Authorities evacuated more than 735,000 residents ahead of the storm’s arrival, with most remaining in emergency shelters. Power was preemptively shut down across eastern provinces, while entire villages in Guama and Guantánamo were submerged by flooding.

“Many homes have lost their roofs, trees are down everywhere, and roads are impassable,” said one local official in Santiago.

The storm’s impact comes as Cuba faces ongoing food, fuel, and medicine shortages, worsening a humanitarian crisis that has already triggered mass emigration since 2021. Díaz-Canel announced the deployment of 2,500 electrical line workers to begin restoring power and infrastructure.

Jamaica bore the brunt of Melissa’s fury when it made landfall as a record-breaking Category 5 storm, the strongest ever to hit the island directly.

Prime Minister Andrew Holness described the devastation as “unprecedented,” with widespread damage to homes, hospitals, and infrastructure.

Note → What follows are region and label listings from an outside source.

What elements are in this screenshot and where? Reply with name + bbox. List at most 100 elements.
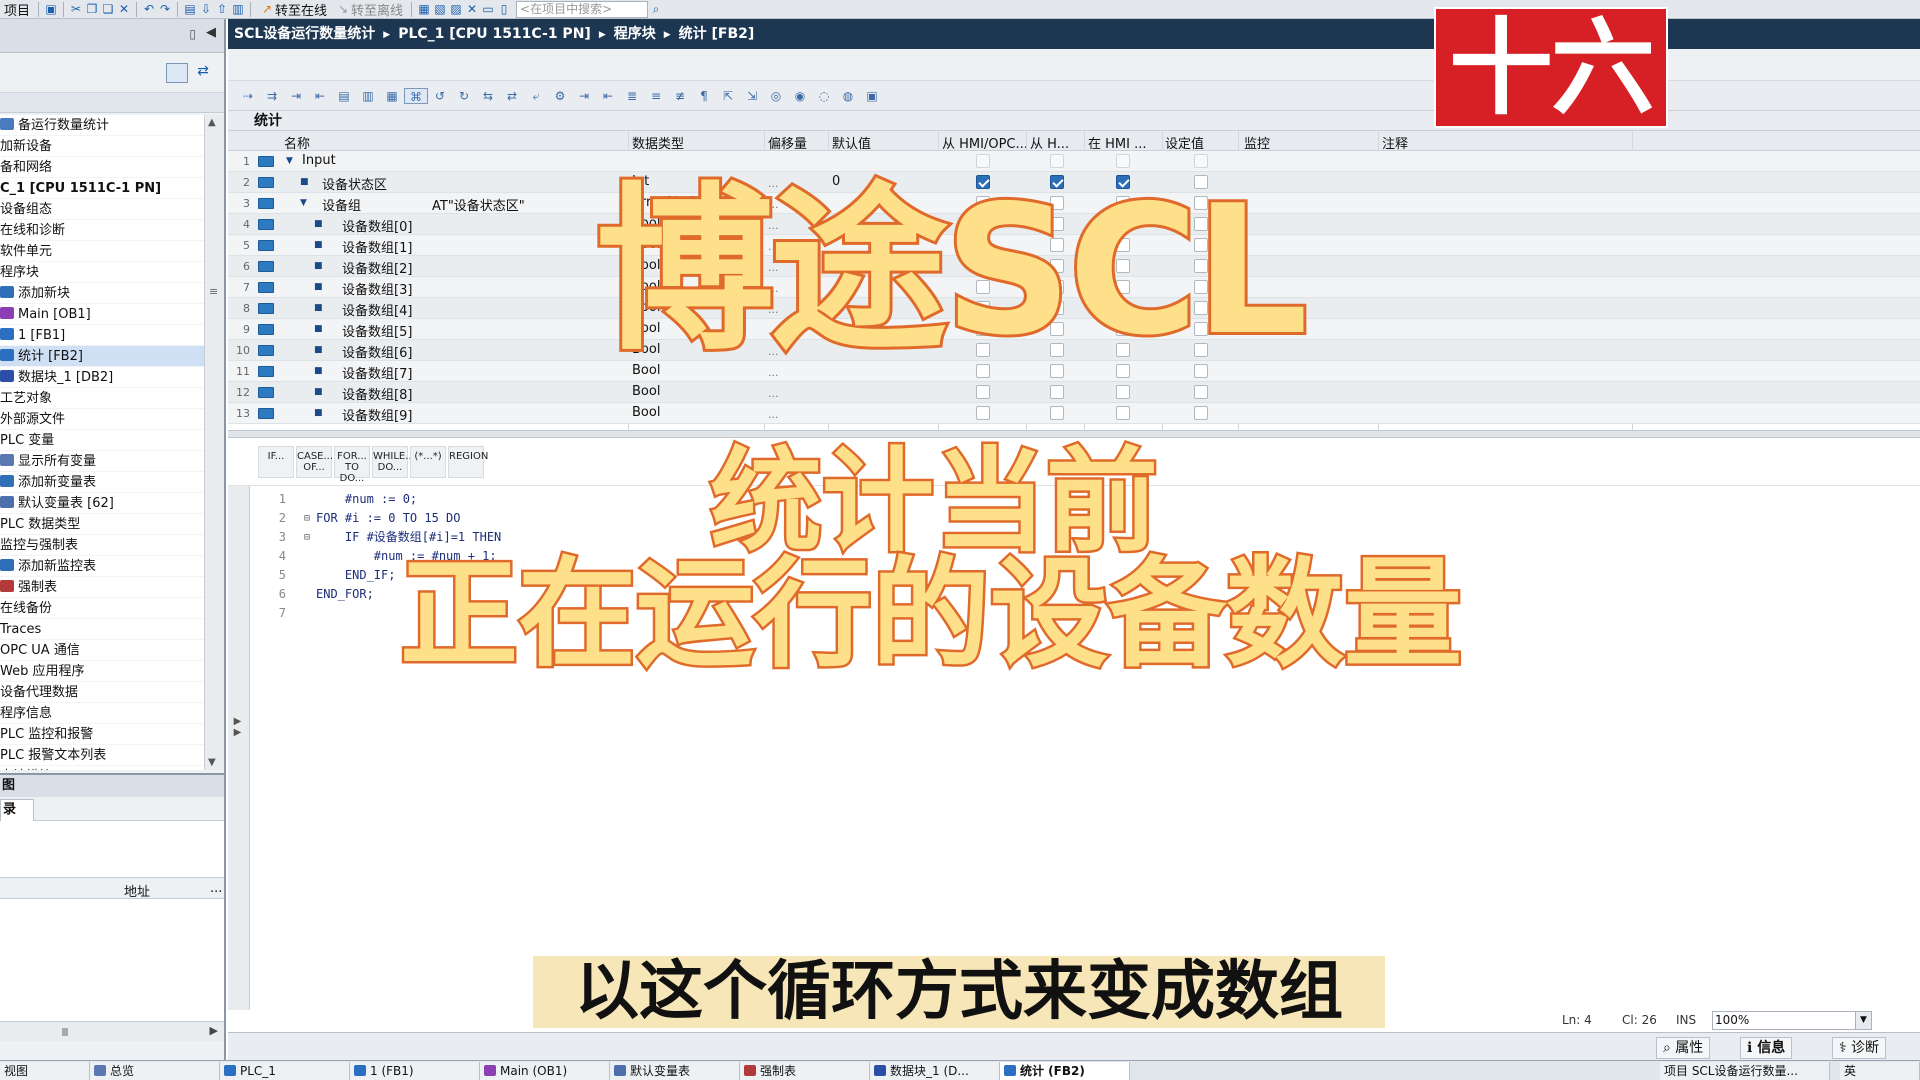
column-header[interactable]: 在 HMI ... [1088, 133, 1147, 152]
goto-icon[interactable]: ⇲ [740, 88, 764, 104]
comment-line-icon[interactable]: ≡ [644, 88, 668, 104]
tree-item[interactable]: 在线和诊断 [0, 220, 204, 241]
zoom-select[interactable]: 100% ▼ [1712, 1011, 1872, 1030]
tree-item[interactable]: 设备代理数据 [0, 682, 204, 703]
param-name[interactable]: 设备数组[8] [342, 384, 412, 403]
info-button[interactable]: ℹ 信息 [1740, 1037, 1793, 1059]
tree-item[interactable]: 加新设备 [0, 136, 204, 157]
paste-icon[interactable]: ❏ [100, 1, 116, 17]
checkbox[interactable] [1194, 406, 1208, 420]
keyword-button[interactable]: REGION [448, 446, 488, 478]
taskbar-tab[interactable]: PLC_1 [220, 1062, 350, 1080]
monitor-off-icon[interactable]: ◉ [788, 88, 812, 104]
tree-item[interactable]: 添加新监控表 [0, 556, 204, 577]
column-header[interactable]: 偏移量 [768, 133, 807, 152]
watch-icon[interactable]: ◌ [812, 88, 836, 104]
param-name[interactable]: 设备数组[3] [342, 279, 412, 298]
increase-indent-icon[interactable]: ⇥ [572, 88, 596, 104]
navigate-icon[interactable]: ⇱ [716, 88, 740, 104]
tree-item[interactable]: PLC 变量 [0, 430, 204, 451]
tree-item[interactable]: 外部源文件 [0, 409, 204, 430]
expand-arrow-icon[interactable]: ▼ [286, 156, 293, 166]
tree-item[interactable]: Web 应用程序 [0, 661, 204, 682]
checkbox[interactable] [1194, 385, 1208, 399]
breadcrumb-item[interactable]: 统计 [FB2] [679, 26, 755, 42]
tree-item[interactable]: 强制表 [0, 577, 204, 598]
interface-icon[interactable]: ▤ [332, 88, 356, 104]
param-name[interactable]: 设备组 [322, 195, 361, 214]
column-header[interactable]: 默认值 [832, 133, 871, 152]
tree-item[interactable]: 显示所有变量 [0, 451, 204, 472]
keyword-button[interactable]: FOR... TO DO... [334, 446, 370, 484]
fold-toggle-icon[interactable]: ⊟ [304, 509, 314, 528]
param-name[interactable]: 设备状态区 [322, 174, 387, 193]
prev-bookmark-icon[interactable]: ⇆ [476, 88, 500, 104]
tree-item[interactable]: 工艺对象 [0, 388, 204, 409]
taskbar-tab[interactable]: 强制表 [740, 1062, 870, 1080]
project-menu[interactable]: 项目 [0, 0, 34, 19]
detail-view-icon[interactable] [166, 63, 188, 83]
keyword-button[interactable]: (*...*) [410, 446, 446, 478]
column-header[interactable]: 名称 [284, 133, 310, 152]
tree-item[interactable]: 程序块 [0, 262, 204, 283]
element-bullet-icon[interactable]: ■ [314, 366, 323, 376]
expand-all-icon[interactable]: ⇥ [284, 88, 308, 104]
param-type[interactable]: Bool [632, 405, 660, 420]
tree-item[interactable]: 在线备份 [0, 598, 204, 619]
upload-icon[interactable]: ⇧ [214, 1, 230, 17]
simulate-icon[interactable]: ▥ [230, 1, 246, 17]
collapse-left-icon[interactable]: ◀ [206, 25, 216, 40]
scroll-grip-icon[interactable] [62, 1028, 68, 1036]
scroll-up-icon[interactable]: ▲ [208, 117, 216, 128]
element-bullet-icon[interactable]: ■ [314, 219, 323, 229]
tree-item[interactable]: 监控与强制表 [0, 535, 204, 556]
param-name[interactable]: 设备数组[6] [342, 342, 412, 361]
auto-indent-icon[interactable]: ≣ [620, 88, 644, 104]
call-env-icon[interactable]: ◍ [836, 88, 860, 104]
search-go-icon[interactable]: ⌕ [648, 1, 664, 17]
checkbox[interactable] [1116, 385, 1130, 399]
accessible-devices-icon[interactable]: ▦ [416, 1, 432, 17]
element-bullet-icon[interactable]: ■ [300, 177, 309, 187]
element-bullet-icon[interactable]: ■ [314, 261, 323, 271]
checkbox[interactable] [1050, 385, 1064, 399]
taskbar-tab[interactable]: 数据块_1 (D... [870, 1062, 1000, 1080]
insert-row-icon[interactable]: ⇢ [236, 88, 260, 104]
breadcrumb-item[interactable]: SCL设备运行数量统计 [234, 26, 375, 42]
cut-icon[interactable]: ✂ [68, 1, 84, 17]
breadcrumb-item[interactable]: PLC_1 [CPU 1511C-1 PN] [398, 26, 591, 42]
taskbar-tab[interactable]: 视图 [0, 1062, 90, 1080]
cross-reference-icon[interactable]: ▧ [432, 1, 448, 17]
compile-icon[interactable]: ▤ [182, 1, 198, 17]
fold-toggle-icon[interactable]: ⊟ [304, 528, 314, 547]
tree-item[interactable]: PLC 报警文本列表 [0, 745, 204, 766]
checkbox[interactable] [1050, 406, 1064, 420]
column-header[interactable]: 监控 [1244, 133, 1270, 152]
element-bullet-icon[interactable]: ■ [314, 324, 323, 334]
next-bookmark-icon[interactable]: ↻ [452, 88, 476, 104]
tree-item[interactable]: OPC UA 通信 [0, 640, 204, 661]
checkbox[interactable] [976, 385, 990, 399]
taskbar-tab[interactable]: Main (OB1) [480, 1062, 610, 1080]
checkbox[interactable] [1116, 406, 1130, 420]
tree-item[interactable]: PLC 监控和报警 [0, 724, 204, 745]
element-bullet-icon[interactable]: ■ [314, 303, 323, 313]
go-offline-button[interactable]: ↘ 转至离线 [331, 0, 407, 18]
go-online-button[interactable]: ↗ 转至在线 [255, 0, 331, 18]
tree-item[interactable]: 程序信息 [0, 703, 204, 724]
breadcrumb-item[interactable]: 程序块 [614, 26, 656, 42]
download-icon[interactable]: ⇩ [198, 1, 214, 17]
element-bullet-icon[interactable]: ■ [314, 282, 323, 292]
tree-item[interactable]: 备和网络 [0, 157, 204, 178]
pin-icon[interactable]: ▯ [189, 27, 196, 41]
tree-item[interactable]: 添加新块 [0, 283, 204, 304]
tree-item[interactable]: 数据块_1 [DB2] [0, 367, 204, 388]
param-name[interactable]: 设备数组[7] [342, 363, 412, 382]
project-tree-scrollbar[interactable]: ▲ ≡ ▼ [204, 115, 224, 770]
checkbox[interactable] [1116, 154, 1130, 168]
tree-item[interactable]: 默认变量表 [62] [0, 493, 204, 514]
wrap-icon[interactable]: ⤶ [524, 88, 548, 104]
checkbox[interactable] [1050, 154, 1064, 168]
collapse-all-icon[interactable]: ⇤ [308, 88, 332, 104]
keyword-button[interactable]: CASE... OF... [296, 446, 333, 478]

“Our country has been ravaged by Hurricane Melissa, but we will rebuild—and we will do so even better than before,” Holness vowed.

More than 77% of the island was left without electricity, and St. Elizabeth parish in the southwest remained underwater. Kingston, spared the worst of the storm, was expected to reopen its main airport on Thursday.

“It was like a freight train trying to come to a stop for eight hours,” said Journie Ealey, a U.S. tourist stranded in Montego Bay. “I’ve never experienced anything like this before.”

In neighboring Haiti, Melissa’s torrential rains triggered catastrophic flooding and landslides. Local officials in Petit-Goâve reported at least 25 deaths after a river overflowed its banks, according to the Associated Press.

Across the island, at least four additional deaths were confirmed as authorities warned that more flooding was expected through Thursday.

U.S. President Donald Trump said Washington was prepared to assist Jamaica’s recovery, while the U.S. State Department announced the deployment of search-and-rescue teams to affected Caribbean nations.

Meteorologists at AccuWeather ranked Melissa as the third-most intense hurricane ever observed in the Caribbean, trailing only Wilma (2005) and Gilbert (1988) — the latter also having made landfall in Jamaica.

Scientists have warned that warming ocean temperatures, fueled by greenhouse gas emissions, are intensifying storms more rapidly and frequently. Caribbean leaders have renewed calls for climate reparations and debt relief to help small island nations rebuild from increasingly severe disasters.

As the storm moves north toward the Bahamas, regional authorities are urging continued vigilance. Recovery efforts across Jamaica, Haiti, and Cuba are expected to take weeks, if not months, as the Caribbean counts the cost of yet another climate-fueled catastrophe.